At the Vail Cascade Resort in Vail, Colorado, thirty-three photographers and a faculty list of some of the most impressive names in photography have gathered for a week to work with the latest in digital imaging technology as part of the Rich Clarkson Digital Summit. Apple, Nikon and Epson are sponsoring the Summit.
An offshoot of the long running Photography at the Summit Workshop this second annual Digital Summit began two years ago when founder Rich Clarkson noticed that the quality of digital photography was suddenly at the level where a photographer working exclusively in the digital realm was no longer forced to make a compromise. And the catalyst for the change? Professional digital gear from Nikon, and the power of the Macintosh.
“The Mac is pretty much the accepted computer for imaging,” Clarkson told MacCentral. “Always has been, and Apple has continued to position themselves at the front of this changing technology. The Mac is easier to use, and it’s better at doing things that the photographer needs.”
Until recently, Clarkson’s summits were sponsored by Kodak. Kodak would send two large processing vans from Rochester to Wyoming and Colorado for the Photography at the Summit Workshop, and the Sports Shooter Workshop. A staff of twelve Kodak employees worked day and night processing hundreds of rolls of film. “Here,” explains Clarkson “we can do that with digital cameras and Apple computers for one hundredth of the expense that Kodak went through to support these photographers.”
Certainly a peek into the workshop’s classroom reveals that digital photographers are squarely in the Macintosh camp. While many participants have brought their own equipment (the Titanium PowerBook being the most popular solution) the classroom is well stocked with Mac workstations ranging from G3 iMacs to G4 towers, and (the very popular) G4 iMac. A few shooters are more familiar with PC equipment, but working with the Mac this week has been an eye-opening experience.

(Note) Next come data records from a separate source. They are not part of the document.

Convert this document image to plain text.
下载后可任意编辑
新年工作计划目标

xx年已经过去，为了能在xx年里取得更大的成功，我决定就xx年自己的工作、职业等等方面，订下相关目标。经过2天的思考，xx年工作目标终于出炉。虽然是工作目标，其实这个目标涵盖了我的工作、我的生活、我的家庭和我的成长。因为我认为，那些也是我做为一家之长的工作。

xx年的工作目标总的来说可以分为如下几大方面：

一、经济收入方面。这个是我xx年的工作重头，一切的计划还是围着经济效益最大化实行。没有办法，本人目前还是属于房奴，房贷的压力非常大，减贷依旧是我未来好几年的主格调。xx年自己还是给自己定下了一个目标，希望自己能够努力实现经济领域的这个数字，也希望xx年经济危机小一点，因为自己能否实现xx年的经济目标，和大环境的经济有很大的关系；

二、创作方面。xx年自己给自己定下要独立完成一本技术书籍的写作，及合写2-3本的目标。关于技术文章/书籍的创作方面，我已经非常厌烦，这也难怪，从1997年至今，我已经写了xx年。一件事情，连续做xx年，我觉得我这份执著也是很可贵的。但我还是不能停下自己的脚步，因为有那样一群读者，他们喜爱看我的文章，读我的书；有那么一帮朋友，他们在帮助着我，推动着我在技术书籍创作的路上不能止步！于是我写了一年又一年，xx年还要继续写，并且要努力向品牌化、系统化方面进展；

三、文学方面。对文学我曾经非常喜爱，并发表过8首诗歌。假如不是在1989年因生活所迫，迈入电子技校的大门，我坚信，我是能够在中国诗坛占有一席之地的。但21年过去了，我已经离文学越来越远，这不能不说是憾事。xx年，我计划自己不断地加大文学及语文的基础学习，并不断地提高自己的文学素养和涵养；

“I’ve been a PC user for about five years,” says Robin Langsdorf, a photographer based out of Avon, Colorado. “I’ve never been able to get into the creative applications of it because [the PC] is so damn hard. It’s just complicated. What little exposure I’ve had thus far on the Mac seems so much more direct and so much easier.” Laughing, Langsdorf adds, “I have a friend who gave me advice when I was looking for a computer. He said ‘go PC. It’ll do all the things you want it to’. That friend just sold his PC and bought a Mac.”
Apple’s Bob Smith (the force responsible for the company’s sponsorship of the workshops, and a photographer as well) is not surprised. “I always think of things in terms of the integration between the OS and applications. When you look at solutions like PhotoMechanic and Photoshop, and the ease of working with a Mac portable in the field … I think there are a lot of pieces that fit together better on a Mac.”
For this seminar the pieces include the brand new Nikon D100 prosumer SLR, the Epson 7600 printer and Nikon’s new OS X versions of Nikon Capture and Nikon View. This event is the first chance award winning photographers like Olympics shooter Dave Black, National Geographic photographer Joe McNally, former White House photographer Susan Biddle (and a whole list of equally famous instructors) have gotten hands-on time with the new Nikon gear, and the first time many workshop participants have used digital cameras at all.
Instructors and participants alike are finding that the Mac can handle any digital challenge thrown at it. As Apple’s Smith puts it “I’ve had some people tell me that it’s confusing for them to use a Mac here when they are used to a PC, but I’ve never had anyone come to me at the end of a seminar and tell me that they wish they had done it on the PC.”